What loads the conditions under which the latent §5 liability surfaces as realized cost?
A subsidiary question under Q-0003. The §5.2 liability is currently latent rather than realized at architectural scale. Q-0026 asks what is changing the probability of surfacing.
The answer is C-0025: three independent vectors are converging.
Vector 1 — Funder verification policy. NIH DMS Policy effective January 2023, simpler standardized format effective May 25 2026, Gates Foundation OA.Works programmatic compliance review January 2025, Horizon Europe FAIR mandate via Article 17, Wellcome suspension power, NSF DMP-or-returned-without-review, OSTP Nelson Memo (~$90B annual coverage). The shift is from a regime that cannot programmatically detect non-compliance to one that can.

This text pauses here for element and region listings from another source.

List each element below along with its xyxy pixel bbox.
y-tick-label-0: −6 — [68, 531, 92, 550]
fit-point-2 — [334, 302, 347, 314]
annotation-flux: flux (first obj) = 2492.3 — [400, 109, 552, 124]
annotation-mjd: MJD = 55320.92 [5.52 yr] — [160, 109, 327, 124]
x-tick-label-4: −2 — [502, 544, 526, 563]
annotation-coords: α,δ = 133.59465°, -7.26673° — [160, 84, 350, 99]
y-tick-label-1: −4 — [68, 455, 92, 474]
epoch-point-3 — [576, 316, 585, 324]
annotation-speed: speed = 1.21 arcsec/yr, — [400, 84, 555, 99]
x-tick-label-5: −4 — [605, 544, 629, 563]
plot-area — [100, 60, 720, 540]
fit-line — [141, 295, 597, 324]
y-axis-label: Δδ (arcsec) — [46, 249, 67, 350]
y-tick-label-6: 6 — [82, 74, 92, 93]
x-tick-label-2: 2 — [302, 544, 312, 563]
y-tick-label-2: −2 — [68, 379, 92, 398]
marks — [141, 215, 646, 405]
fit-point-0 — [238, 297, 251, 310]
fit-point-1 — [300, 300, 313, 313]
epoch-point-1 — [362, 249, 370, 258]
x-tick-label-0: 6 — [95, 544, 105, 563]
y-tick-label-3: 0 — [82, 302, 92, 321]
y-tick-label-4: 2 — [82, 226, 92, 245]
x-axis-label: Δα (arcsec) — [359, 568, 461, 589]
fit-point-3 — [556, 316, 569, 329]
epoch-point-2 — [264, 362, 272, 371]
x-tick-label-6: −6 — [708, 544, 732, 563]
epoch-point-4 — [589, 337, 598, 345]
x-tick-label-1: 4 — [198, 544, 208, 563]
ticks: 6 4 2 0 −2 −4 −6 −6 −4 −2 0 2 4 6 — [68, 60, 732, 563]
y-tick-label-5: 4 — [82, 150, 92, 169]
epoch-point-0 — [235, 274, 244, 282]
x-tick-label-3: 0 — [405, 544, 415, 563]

Vector 2 — FCA precedent. Duke $112.5M (2019), Harvard-Anversa $10M (2017), Dana-Farber $15M (December 2025) under the implied-certification theory established in Universal Health Services v. Escobar (2016). The settlement range prices fraud, not architectural unavailability — but the doctrinal theory sits available for that extension.
Vector 3 — Regulatory convergence. SEC Rule 17a-4 + $3.5B in fines since 2021, HIPAA Security Rule + $2.19M willful-neglect penalty, 21 CFR Part 11 + Applied Therapeutics rejection. Research is the last consequential-data sector without mandatory verification of the infrastructure that holds it.
C-0048 adds: FOIA + NSPM-33 disclosure are non-FCA surfacing mechanisms operating today.